Autour de cette salle, à l’ambiance silencieuse et à la technique impressionnante, Marie Havel propose des échappées vers l’imaginaire ou la naïveté. Avec Hide and Seek, elle s’empare d’un jeu électronique, modifie le scénario pour le transformer en partie de cache-cache géante avec ses copains. Avec les Maison Clous, elle s’empare de photos urbaines, de lieux bientôt dépossédés de leur histoire, de ruines futures destinées à s'effacer pour laisser la place à une nouvelle ville. Grâce au ponçage, elle gomme les bâtiments promis à la disparition pour les métamorphoser en fantôme.
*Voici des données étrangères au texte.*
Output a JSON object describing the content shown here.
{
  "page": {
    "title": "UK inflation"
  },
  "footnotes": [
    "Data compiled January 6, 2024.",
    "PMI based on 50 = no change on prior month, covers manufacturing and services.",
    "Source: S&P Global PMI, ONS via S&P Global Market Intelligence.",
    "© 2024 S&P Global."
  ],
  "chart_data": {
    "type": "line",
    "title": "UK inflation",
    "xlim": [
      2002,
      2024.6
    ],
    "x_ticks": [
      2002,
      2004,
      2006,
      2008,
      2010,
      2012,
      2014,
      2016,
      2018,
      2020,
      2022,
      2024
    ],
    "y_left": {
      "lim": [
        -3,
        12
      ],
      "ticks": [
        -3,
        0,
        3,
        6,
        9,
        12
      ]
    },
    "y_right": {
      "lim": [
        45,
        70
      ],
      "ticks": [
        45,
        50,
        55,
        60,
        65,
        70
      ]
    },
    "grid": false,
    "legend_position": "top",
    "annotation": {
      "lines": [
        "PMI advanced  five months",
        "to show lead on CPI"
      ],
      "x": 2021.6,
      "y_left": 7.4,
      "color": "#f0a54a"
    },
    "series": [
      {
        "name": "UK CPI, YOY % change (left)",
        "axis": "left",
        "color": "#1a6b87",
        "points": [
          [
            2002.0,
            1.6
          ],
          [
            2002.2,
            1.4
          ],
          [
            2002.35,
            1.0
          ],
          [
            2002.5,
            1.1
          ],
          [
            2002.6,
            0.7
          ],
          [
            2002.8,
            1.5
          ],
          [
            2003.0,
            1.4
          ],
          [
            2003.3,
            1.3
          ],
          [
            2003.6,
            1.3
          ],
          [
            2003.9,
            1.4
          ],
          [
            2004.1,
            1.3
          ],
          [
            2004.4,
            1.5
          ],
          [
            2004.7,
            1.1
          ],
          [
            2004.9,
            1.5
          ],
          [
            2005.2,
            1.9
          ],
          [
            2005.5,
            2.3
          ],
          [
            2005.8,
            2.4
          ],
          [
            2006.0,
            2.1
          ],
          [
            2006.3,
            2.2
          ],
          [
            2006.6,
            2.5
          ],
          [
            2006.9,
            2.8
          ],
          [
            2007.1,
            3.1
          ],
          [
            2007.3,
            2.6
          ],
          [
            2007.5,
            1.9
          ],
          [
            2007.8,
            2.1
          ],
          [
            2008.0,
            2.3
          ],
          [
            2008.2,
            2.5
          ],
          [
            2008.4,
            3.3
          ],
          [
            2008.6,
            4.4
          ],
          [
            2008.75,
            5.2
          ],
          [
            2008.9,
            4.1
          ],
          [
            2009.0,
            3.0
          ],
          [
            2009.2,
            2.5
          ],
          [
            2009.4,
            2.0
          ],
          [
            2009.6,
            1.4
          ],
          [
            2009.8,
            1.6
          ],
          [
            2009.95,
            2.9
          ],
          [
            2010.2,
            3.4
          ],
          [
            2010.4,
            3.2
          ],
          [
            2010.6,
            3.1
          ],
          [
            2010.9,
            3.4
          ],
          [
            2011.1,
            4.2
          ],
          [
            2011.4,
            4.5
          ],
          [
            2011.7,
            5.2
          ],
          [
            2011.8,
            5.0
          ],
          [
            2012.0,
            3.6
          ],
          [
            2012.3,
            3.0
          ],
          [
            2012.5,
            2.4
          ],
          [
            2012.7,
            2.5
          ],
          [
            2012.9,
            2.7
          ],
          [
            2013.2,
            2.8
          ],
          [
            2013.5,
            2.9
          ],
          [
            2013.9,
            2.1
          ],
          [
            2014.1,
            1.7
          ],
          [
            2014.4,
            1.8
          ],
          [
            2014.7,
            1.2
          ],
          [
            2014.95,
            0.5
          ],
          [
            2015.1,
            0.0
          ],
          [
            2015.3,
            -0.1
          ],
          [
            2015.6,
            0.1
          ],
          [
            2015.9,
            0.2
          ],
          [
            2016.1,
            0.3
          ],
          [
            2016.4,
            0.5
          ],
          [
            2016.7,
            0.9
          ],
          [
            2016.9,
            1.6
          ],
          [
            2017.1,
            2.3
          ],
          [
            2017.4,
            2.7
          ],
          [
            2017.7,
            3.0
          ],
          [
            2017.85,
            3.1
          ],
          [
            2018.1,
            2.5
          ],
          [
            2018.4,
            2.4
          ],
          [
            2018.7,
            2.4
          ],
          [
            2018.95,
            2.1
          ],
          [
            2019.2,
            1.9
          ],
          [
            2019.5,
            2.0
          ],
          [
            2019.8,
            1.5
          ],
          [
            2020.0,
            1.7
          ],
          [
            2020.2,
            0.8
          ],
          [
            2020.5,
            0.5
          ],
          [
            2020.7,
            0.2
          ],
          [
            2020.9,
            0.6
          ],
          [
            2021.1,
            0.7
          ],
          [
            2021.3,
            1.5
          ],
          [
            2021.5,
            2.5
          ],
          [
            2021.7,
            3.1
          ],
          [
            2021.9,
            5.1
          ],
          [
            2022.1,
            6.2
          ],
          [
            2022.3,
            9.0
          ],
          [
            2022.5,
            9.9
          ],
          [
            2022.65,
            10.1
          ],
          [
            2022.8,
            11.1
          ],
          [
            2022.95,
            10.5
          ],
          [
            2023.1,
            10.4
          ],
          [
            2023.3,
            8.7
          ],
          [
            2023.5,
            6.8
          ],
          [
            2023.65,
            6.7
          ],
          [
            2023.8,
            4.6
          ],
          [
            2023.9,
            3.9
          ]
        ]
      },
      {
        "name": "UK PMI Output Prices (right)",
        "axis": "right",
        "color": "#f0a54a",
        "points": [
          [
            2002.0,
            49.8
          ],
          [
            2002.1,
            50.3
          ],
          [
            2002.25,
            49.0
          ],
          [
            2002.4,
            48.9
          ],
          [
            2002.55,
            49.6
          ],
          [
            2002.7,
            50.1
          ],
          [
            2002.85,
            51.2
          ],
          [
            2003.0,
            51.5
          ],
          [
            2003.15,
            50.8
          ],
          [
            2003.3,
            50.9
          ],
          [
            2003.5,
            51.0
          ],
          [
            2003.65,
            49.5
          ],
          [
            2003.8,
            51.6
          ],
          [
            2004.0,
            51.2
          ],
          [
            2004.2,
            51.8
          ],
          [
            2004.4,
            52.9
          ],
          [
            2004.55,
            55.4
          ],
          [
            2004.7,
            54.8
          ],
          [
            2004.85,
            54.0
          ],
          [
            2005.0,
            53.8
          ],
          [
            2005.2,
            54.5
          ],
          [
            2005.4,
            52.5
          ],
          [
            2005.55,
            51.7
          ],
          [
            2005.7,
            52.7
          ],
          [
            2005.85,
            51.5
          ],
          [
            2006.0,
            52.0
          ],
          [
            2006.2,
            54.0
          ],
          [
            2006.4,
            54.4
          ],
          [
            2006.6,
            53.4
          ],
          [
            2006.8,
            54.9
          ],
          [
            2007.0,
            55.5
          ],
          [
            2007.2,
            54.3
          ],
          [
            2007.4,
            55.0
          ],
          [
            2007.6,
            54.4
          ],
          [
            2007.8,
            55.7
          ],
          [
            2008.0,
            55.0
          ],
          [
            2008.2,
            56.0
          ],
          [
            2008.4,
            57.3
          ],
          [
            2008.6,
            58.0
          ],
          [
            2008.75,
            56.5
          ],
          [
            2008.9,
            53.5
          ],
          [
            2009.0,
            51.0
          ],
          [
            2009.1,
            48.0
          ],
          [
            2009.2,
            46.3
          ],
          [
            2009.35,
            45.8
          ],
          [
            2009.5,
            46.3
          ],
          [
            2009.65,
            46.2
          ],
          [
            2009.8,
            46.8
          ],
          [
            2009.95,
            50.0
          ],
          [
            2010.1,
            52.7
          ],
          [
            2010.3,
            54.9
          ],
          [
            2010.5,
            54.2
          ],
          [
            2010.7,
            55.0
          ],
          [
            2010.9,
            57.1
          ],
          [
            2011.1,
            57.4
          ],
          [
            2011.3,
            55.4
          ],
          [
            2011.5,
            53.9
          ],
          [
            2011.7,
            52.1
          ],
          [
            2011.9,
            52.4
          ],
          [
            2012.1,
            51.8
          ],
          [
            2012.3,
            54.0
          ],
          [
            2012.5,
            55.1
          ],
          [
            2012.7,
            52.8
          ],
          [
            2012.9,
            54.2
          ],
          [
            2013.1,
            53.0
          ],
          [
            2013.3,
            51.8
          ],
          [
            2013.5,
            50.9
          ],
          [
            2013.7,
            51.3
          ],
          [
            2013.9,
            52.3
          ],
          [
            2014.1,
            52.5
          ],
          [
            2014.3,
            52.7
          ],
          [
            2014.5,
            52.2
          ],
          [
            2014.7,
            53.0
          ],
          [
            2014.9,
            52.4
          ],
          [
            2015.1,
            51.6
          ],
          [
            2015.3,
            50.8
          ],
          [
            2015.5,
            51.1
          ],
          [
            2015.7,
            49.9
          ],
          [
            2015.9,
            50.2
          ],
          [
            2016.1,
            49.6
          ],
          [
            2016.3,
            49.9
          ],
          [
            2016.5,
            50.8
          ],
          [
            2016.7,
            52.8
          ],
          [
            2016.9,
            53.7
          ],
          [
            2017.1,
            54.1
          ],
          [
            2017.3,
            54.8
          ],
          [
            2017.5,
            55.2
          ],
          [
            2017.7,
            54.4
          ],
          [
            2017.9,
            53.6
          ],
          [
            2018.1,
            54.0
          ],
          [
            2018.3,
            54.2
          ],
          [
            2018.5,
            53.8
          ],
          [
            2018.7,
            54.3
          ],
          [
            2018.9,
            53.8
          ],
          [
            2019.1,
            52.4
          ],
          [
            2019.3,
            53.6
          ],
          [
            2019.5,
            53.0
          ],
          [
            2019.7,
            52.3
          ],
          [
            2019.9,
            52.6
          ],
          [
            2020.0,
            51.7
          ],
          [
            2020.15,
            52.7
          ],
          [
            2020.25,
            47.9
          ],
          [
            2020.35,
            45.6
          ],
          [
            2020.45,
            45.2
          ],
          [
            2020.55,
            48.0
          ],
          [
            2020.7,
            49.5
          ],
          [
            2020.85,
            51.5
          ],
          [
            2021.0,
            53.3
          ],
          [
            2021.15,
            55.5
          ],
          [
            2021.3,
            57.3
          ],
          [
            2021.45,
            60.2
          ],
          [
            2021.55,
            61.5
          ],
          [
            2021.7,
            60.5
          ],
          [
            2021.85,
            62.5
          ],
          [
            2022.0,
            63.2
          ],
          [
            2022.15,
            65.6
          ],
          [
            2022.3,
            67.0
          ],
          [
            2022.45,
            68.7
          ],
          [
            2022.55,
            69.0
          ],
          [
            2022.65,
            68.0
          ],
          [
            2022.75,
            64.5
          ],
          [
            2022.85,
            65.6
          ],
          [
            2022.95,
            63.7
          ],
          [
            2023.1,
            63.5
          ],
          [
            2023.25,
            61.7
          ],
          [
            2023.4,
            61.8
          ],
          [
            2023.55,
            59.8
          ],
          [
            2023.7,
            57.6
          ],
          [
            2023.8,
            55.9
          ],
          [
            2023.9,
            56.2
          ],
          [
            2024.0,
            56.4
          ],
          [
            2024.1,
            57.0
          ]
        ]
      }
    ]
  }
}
Les Trous d’obus, entre sculpture et maquettes, évoquent l’imaginaire de son enfance, créant des espaces de jeu, de rêverie, des petites histoires dans la grande. Elle n’hésite pas à transformer la vérité en fiction interactive, quand elle reprend les vieilles cartes postales des lieux symboliques de la Grande Guerre pour les transposer dans l’univers des jeux électroniques. Aucun ironie ou provocation dans son geste... Marie Havel s’empare d’un décor peu banal pour montrer le regard que peut avoir un siècle plus tard un enfant sur cet univers porteur d'une mémoire tragique, pour tisser une autonarration d’aujourd’hui qui sait mais qui s'échappe vers de nouveaux horizons

D'ailleurs Marie Havel n’ignore pas que les jeux peuvent être dangereux avec ses boules de pétanque en plomb ou ses petites éditions de la série Build and Smash, conçues comme des jeux de société au graphisme enfantin et qui sont en réalité des modes d’emploi pour créer de façon consciencieuse de jolies catastrophes...

Jusqu’au 17 septembre. Château d’Assas, 11 rue des Barris, Le Vigan. 04 99 64 26 62.